Para enfrentar este desafio, a equipa da UB desenvolveu uma ferramenta farmacológica que administra três medicamentos oligonucleotídeos antisense (ASOs). Estes são cadeias curtas de ácidos nucleicos concebidas para se ligarem a ARN mensageiros específicos, bloqueando assim a função-chave desta molécula na síntese de proteínas nas células.

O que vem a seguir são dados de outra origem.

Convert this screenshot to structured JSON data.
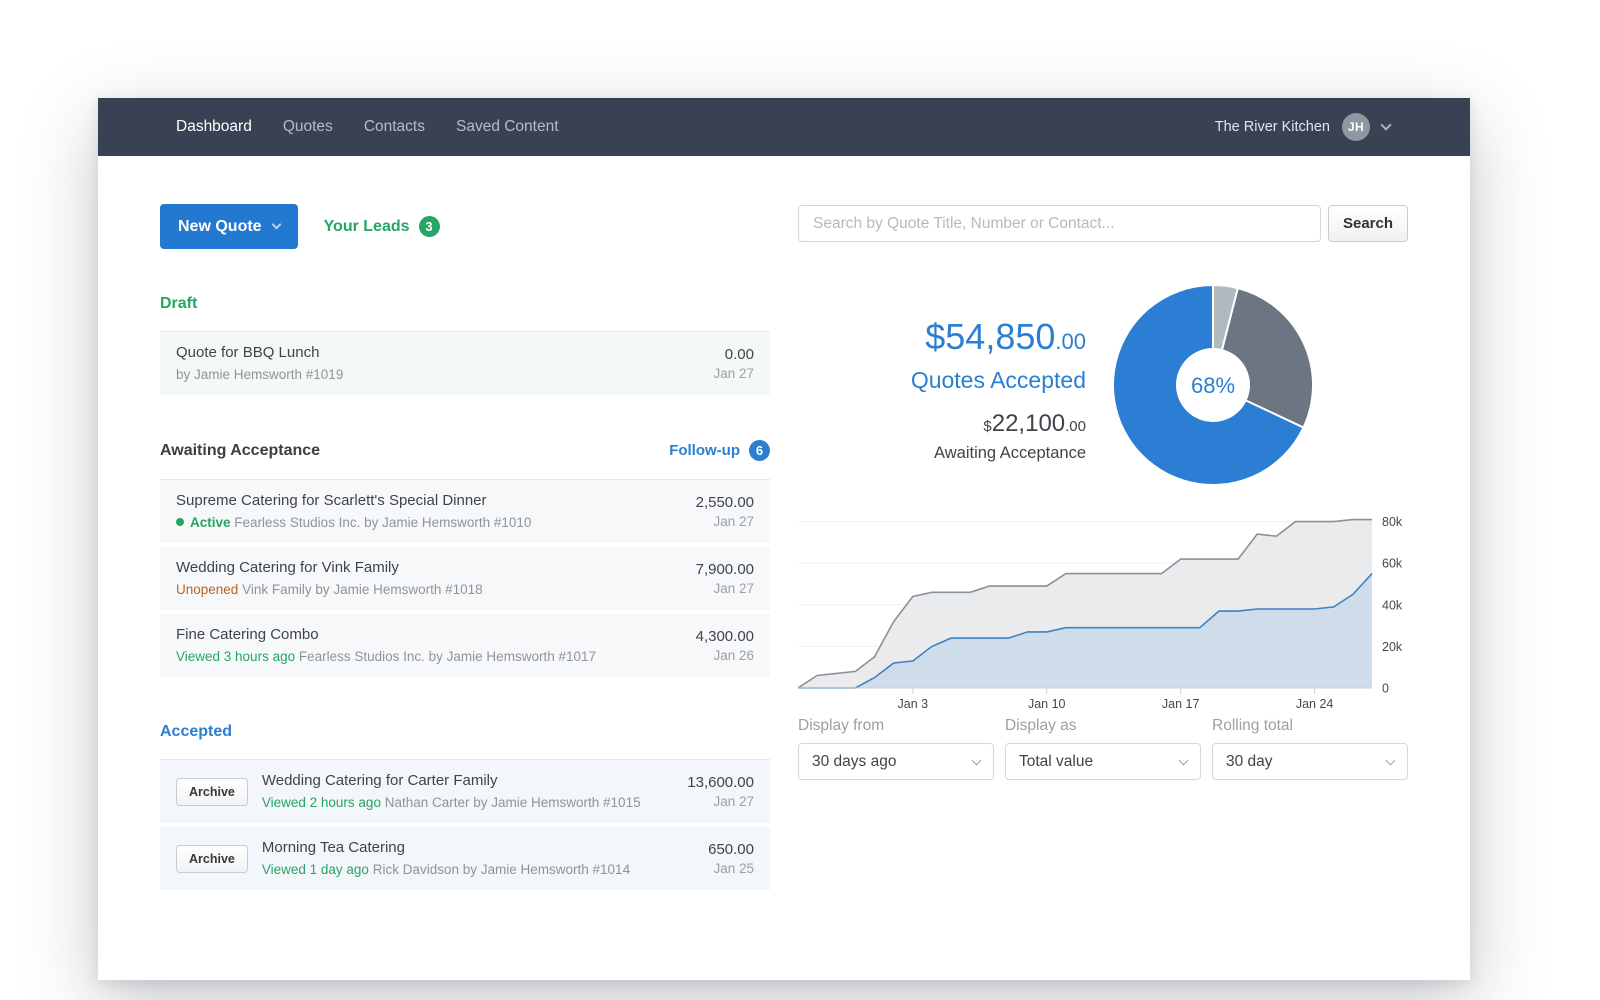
{
  "palette": {
    "blue": "#2a7fd2",
    "green": "#26a566",
    "orange": "#c2611e",
    "nav_bg": "#394253"
  },
  "nav": {
    "items": [
      {
        "label": "Dashboard",
        "active": true
      },
      {
        "label": "Quotes",
        "active": false
      },
      {
        "label": "Contacts",
        "active": false
      },
      {
        "label": "Saved Content",
        "active": false
      }
    ],
    "account": {
      "name": "The River Kitchen",
      "initials": "JH"
    }
  },
  "toolbar": {
    "new_quote_label": "New Quote",
    "your_leads_label": "Your Leads",
    "your_leads_count": "3"
  },
  "sections": [
    {
      "id": "draft",
      "title": "Draft",
      "title_color": "#26a566",
      "row_bg": "#f3faf6",
      "rows": [
        {
          "title": "Quote for BBQ Lunch",
          "status": "",
          "status_color": "",
          "dot": false,
          "meta": "by Jamie Hemsworth #1019",
          "amount": "0.00",
          "date": "Jan 27"
        }
      ]
    },
    {
      "id": "awaiting-acceptance",
      "title": "Awaiting Acceptance",
      "title_color": "#3a3f45",
      "row_bg": "#f7f8f9",
      "link": {
        "label": "Follow-up",
        "count": "6"
      },
      "rows": [
        {
          "title": "Supreme Catering for Scarlett's Special Dinner",
          "status": "Active",
          "status_color": "#26a566",
          "status_bold": true,
          "dot": true,
          "meta": "Fearless Studios Inc. by Jamie Hemsworth #1010",
          "amount": "2,550.00",
          "date": "Jan 27"
        },
        {
          "title": "Wedding Catering for Vink Family",
          "status": "Unopened",
          "status_color": "#c2611e",
          "status_bold": false,
          "dot": false,
          "meta": "Vink Family by Jamie Hemsworth #1018",
          "amount": "7,900.00",
          "date": "Jan 27"
        },
        {
          "title": "Fine Catering Combo",
          "status": "Viewed 3 hours ago",
          "status_color": "#26a566",
          "status_bold": false,
          "dot": false,
          "meta": "Fearless Studios Inc. by Jamie Hemsworth #1017",
          "amount": "4,300.00",
          "date": "Jan 26"
        }
      ]
    },
    {
      "id": "accepted",
      "title": "Accepted",
      "title_color": "#2a7fd2",
      "row_bg": "#f3f6fa",
      "row_action_label": "Archive",
      "rows": [
        {
          "title": "Wedding Catering for Carter Family",
          "status": "Viewed 2 hours ago",
          "status_color": "#26a566",
          "status_bold": false,
          "dot": false,
          "meta": "Nathan Carter by Jamie Hemsworth #1015",
          "amount": "13,600.00",
          "date": "Jan 27"
        },
        {
          "title": "Morning Tea Catering",
          "status": "Viewed 1 day ago",
          "status_color": "#26a566",
          "status_bold": false,
          "dot": false,
          "meta": "Rick Davidson by Jamie Hemsworth #1014",
          "amount": "650.00",
          "date": "Jan 25"
        }
      ]
    }
  ],
  "search": {
    "placeholder": "Search by Quote Title, Number or Contact...",
    "button_label": "Search"
  },
  "stats": {
    "accepted_amount": "$54,850",
    "accepted_cents": ".00",
    "accepted_label": "Quotes Accepted",
    "awaiting_currency": "$",
    "awaiting_amount": "22,100",
    "awaiting_cents": ".00",
    "awaiting_label": "Awaiting Acceptance"
  },
  "chart_data": [
    {
      "type": "pie",
      "style": "donut",
      "center_label": "68%",
      "center_label_color": "#2a7fd2",
      "start": "top",
      "direction": "clockwise",
      "slices": [
        {
          "name": "other",
          "pct": 4,
          "color": "#b2b8bf"
        },
        {
          "name": "awaiting-acceptance",
          "pct": 28,
          "color": "#6c7682"
        },
        {
          "name": "quotes-accepted",
          "pct": 68,
          "color": "#2b7ed3"
        }
      ]
    },
    {
      "type": "area",
      "title": "",
      "xlabel": "",
      "ylabel": "",
      "x_range": [
        0,
        30
      ],
      "x_tick_positions": [
        6,
        13,
        20,
        27
      ],
      "x_tick_labels": [
        "Jan 3",
        "Jan 10",
        "Jan 17",
        "Jan 24"
      ],
      "y_tick_values": [
        0,
        20000,
        40000,
        60000,
        80000
      ],
      "y_tick_labels": [
        "0",
        "20k",
        "40k",
        "60k",
        "80k"
      ],
      "ylim": [
        0,
        88000
      ],
      "grid": true,
      "legend": "none",
      "series": [
        {
          "name": "total",
          "color": "#8b9199",
          "fill": "#e9ebed",
          "values": [
            0,
            6000,
            7000,
            8000,
            15000,
            32000,
            44000,
            46000,
            46000,
            46000,
            49000,
            49000,
            49000,
            49000,
            55000,
            55000,
            55000,
            55000,
            55000,
            55000,
            62000,
            62000,
            62000,
            62000,
            74000,
            73000,
            80000,
            80000,
            80000,
            81000,
            81000
          ]
        },
        {
          "name": "accepted",
          "color": "#3f82c4",
          "fill": "#cfdce9",
          "values": [
            0,
            0,
            0,
            0,
            5000,
            12000,
            13000,
            20000,
            24000,
            24000,
            24000,
            24000,
            27000,
            27000,
            29000,
            29000,
            29000,
            29000,
            29000,
            29000,
            29000,
            29000,
            37000,
            37000,
            38000,
            38000,
            38000,
            38000,
            39000,
            45000,
            55000
          ]
        }
      ]
    }
  ],
  "filters": [
    {
      "label": "Display from",
      "value": "30 days ago"
    },
    {
      "label": "Display as",
      "value": "Total value"
    },
    {
      "label": "Rolling total",
      "value": "30 day"
    }
  ]
}
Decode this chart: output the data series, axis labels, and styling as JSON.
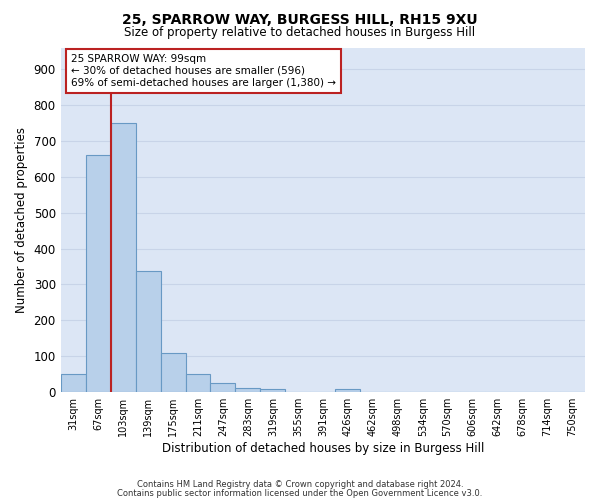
{
  "title_line1": "25, SPARROW WAY, BURGESS HILL, RH15 9XU",
  "title_line2": "Size of property relative to detached houses in Burgess Hill",
  "xlabel": "Distribution of detached houses by size in Burgess Hill",
  "ylabel": "Number of detached properties",
  "footer_line1": "Contains HM Land Registry data © Crown copyright and database right 2024.",
  "footer_line2": "Contains public sector information licensed under the Open Government Licence v3.0.",
  "bar_labels": [
    "31sqm",
    "67sqm",
    "103sqm",
    "139sqm",
    "175sqm",
    "211sqm",
    "247sqm",
    "283sqm",
    "319sqm",
    "355sqm",
    "391sqm",
    "426sqm",
    "462sqm",
    "498sqm",
    "534sqm",
    "570sqm",
    "606sqm",
    "642sqm",
    "678sqm",
    "714sqm",
    "750sqm"
  ],
  "bar_values": [
    50,
    662,
    750,
    338,
    108,
    50,
    25,
    13,
    10,
    0,
    0,
    8,
    0,
    0,
    0,
    0,
    0,
    0,
    0,
    0,
    0
  ],
  "bar_color": "#b8d0ea",
  "bar_edge_color": "#6899c4",
  "grid_color": "#c8d4e8",
  "background_color": "#dce6f5",
  "vline_color": "#bb2222",
  "annotation_text": "25 SPARROW WAY: 99sqm\n← 30% of detached houses are smaller (596)\n69% of semi-detached houses are larger (1,380) →",
  "ylim": [
    0,
    960
  ],
  "yticks": [
    0,
    100,
    200,
    300,
    400,
    500,
    600,
    700,
    800,
    900
  ]
}
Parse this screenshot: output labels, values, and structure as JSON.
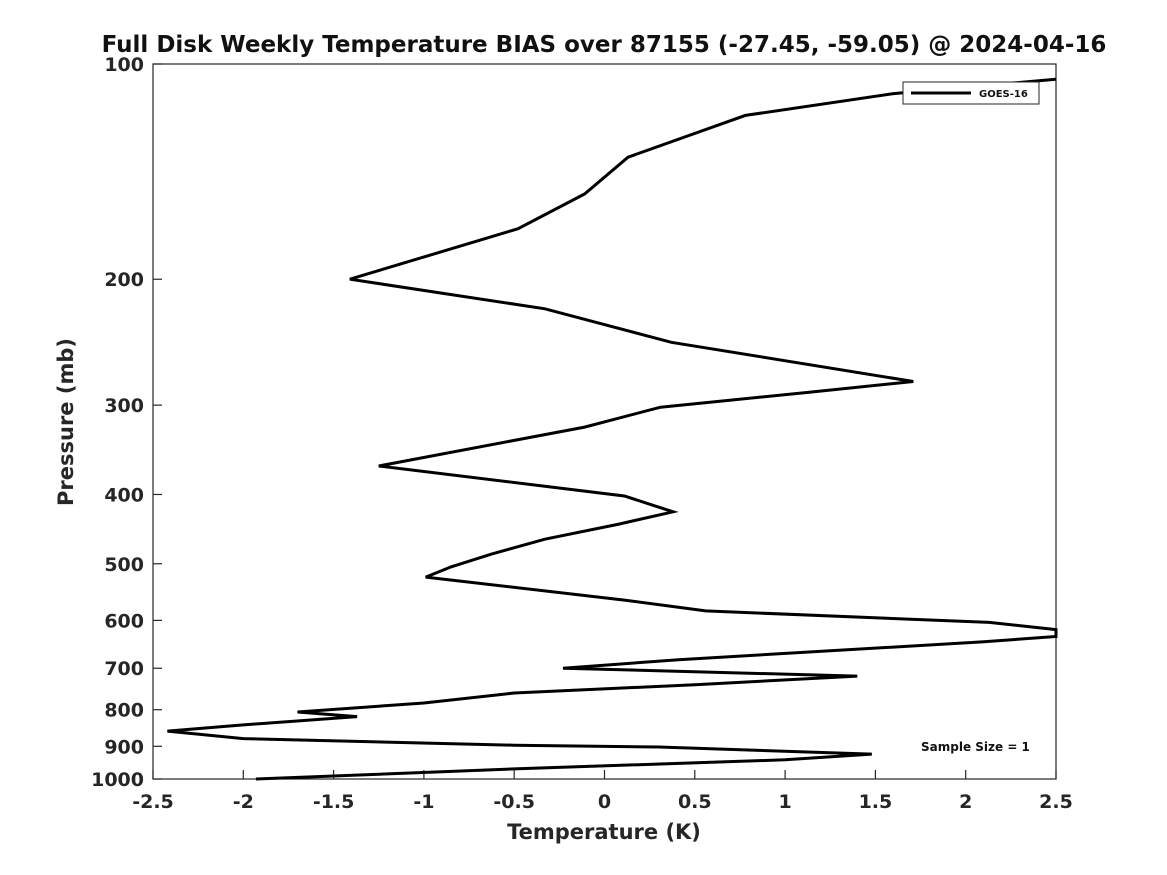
{
  "chart_data": {
    "type": "line",
    "title": "Full Disk Weekly Temperature BIAS over 87155 (-27.45, -59.05) @ 2024-04-16",
    "xlabel": "Temperature (K)",
    "ylabel": "Pressure (mb)",
    "xlim": [
      -2.5,
      2.5
    ],
    "ylim": [
      100,
      1000
    ],
    "yscale": "log",
    "y_reversed": true,
    "grid": false,
    "xticks": [
      -2.5,
      -2,
      -1.5,
      -1,
      -0.5,
      0,
      0.5,
      1,
      1.5,
      2,
      2.5
    ],
    "xtick_labels": [
      "-2.5",
      "-2",
      "-1.5",
      "-1",
      "-0.5",
      "0",
      "0.5",
      "1",
      "1.5",
      "2",
      "2.5"
    ],
    "yticks": [
      100,
      200,
      300,
      400,
      500,
      600,
      700,
      800,
      900,
      1000
    ],
    "ytick_labels": [
      "100",
      "200",
      "300",
      "400",
      "500",
      "600",
      "700",
      "800",
      "900",
      "1000"
    ],
    "legend_position": "top-right",
    "annotation": "Sample Size = 1",
    "series": [
      {
        "name": "GOES-16",
        "color": "#000000",
        "x": [
          2.5,
          1.6,
          0.78,
          0.13,
          -0.11,
          -0.48,
          -1.41,
          -0.33,
          0.37,
          1.71,
          1.12,
          0.31,
          -0.11,
          -1.25,
          0.11,
          0.38,
          0.08,
          -0.33,
          -0.63,
          -0.85,
          -0.99,
          0.11,
          0.56,
          2.13,
          2.5,
          2.5,
          2.09,
          0.41,
          -0.23,
          1.4,
          0.5,
          -0.5,
          -1.0,
          -1.7,
          -1.37,
          -2.0,
          -2.42,
          -2.0,
          -0.5,
          0.3,
          1.48,
          1.0,
          -0.5,
          -1.93
        ],
        "y": [
          105,
          110,
          118,
          135,
          152,
          170,
          200,
          220,
          245,
          278,
          288,
          302,
          322,
          365,
          402,
          423,
          440,
          462,
          485,
          505,
          522,
          562,
          582,
          604,
          618,
          632,
          643,
          681,
          700,
          718,
          738,
          758,
          783,
          806,
          818,
          840,
          857,
          878,
          897,
          902,
          923,
          940,
          968,
          1000
        ]
      }
    ]
  }
}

Este composto de triplo medicamento foi aplicado com sucesso em células de cancro da mama para inibir a expressão de três proteínas específicas (Akt, Hsp27 e HER2), que contribuem para um mau prognóstico do cancro da mama e resistência aos medicamentos. Os resultados do novo estudo mostram que a toxicidade desta terapia inovadora sobre as células cancerígenas é superior à combinação dos três medicamentos do tipo ASO administrados independentemente. Além disso, a especificidade dos alvos escolhidos permite atacar células tumorais com estas alterações sem afetar células não tumorais, acrescentam os investigadores.

A ativação do novo medicamento combinado no interior da célula é mediada pela enzima RNase H, que se encontra naturalmente no citoplasma celular. Esta enzima reconhece a parte central do constructo (um híbrido de ARN e ADN) e cliva o seu componente de ARN, que atua como uma ligação de união entre os três medicamentos. Como resultado, os três ASOs são libertados simultaneamente e podem desempenhar as suas funções inibitórias.

Embora a prova de conceito tenha sido realizada em células de um tipo específico de cancro da mama, os especialistas salientam que esta nova ferramenta poderá ser utilizada no futuro para administrar múltiplas combinações de ASOs que poderiam ser direcionadas para múltiplas combinações de alvos terapêuticos, não apenas para diferentes tipos de cancro, mas também aplicáveis a outras doenças complexas, como a diabetes.

Esta inovação representa um avanço significativo na abordagem terapêutica de doenças complexas, oferecendo uma nova estratégia para superar a resistência aos medicamentos e potencialmente melhorar a eficácia dos tratamentos. A capacidade de direcionar simultaneamente múltiplos alvos terapêuticos com um único composto abre novas possibilidades no desenvolvimento de terapias mais eficazes e personalizadas.

À medida que a investigação nesta área continua a avançar, é provável que vejamos mais desenvolvimentos e aplicações desta tecnologia inovadora, não apenas no campo da oncologia, mas também noutras áreas da medicina onde as doenças complexas representam desafios significativos no tratamento.

Bibliografia:

Mata-Ventosa, Aida; Vila-Planas, Ariadna; Solsona-Pujol, Aina; de la Dueña, Jordi; Torrents, Maria; Izquierdo-García, Eduardo; Pastor-Anglada, Marçal; Pérez-Torras, Sandra; Terrazas, Montserrat. «RNase H-sensitive multifunctional ASO-based constructs as promising tools for the treatment of multifactorial complex pathologies». Bioorganic Chemistry, September, 2024. DOI: 10.1016/j.bioorg.2024.107595.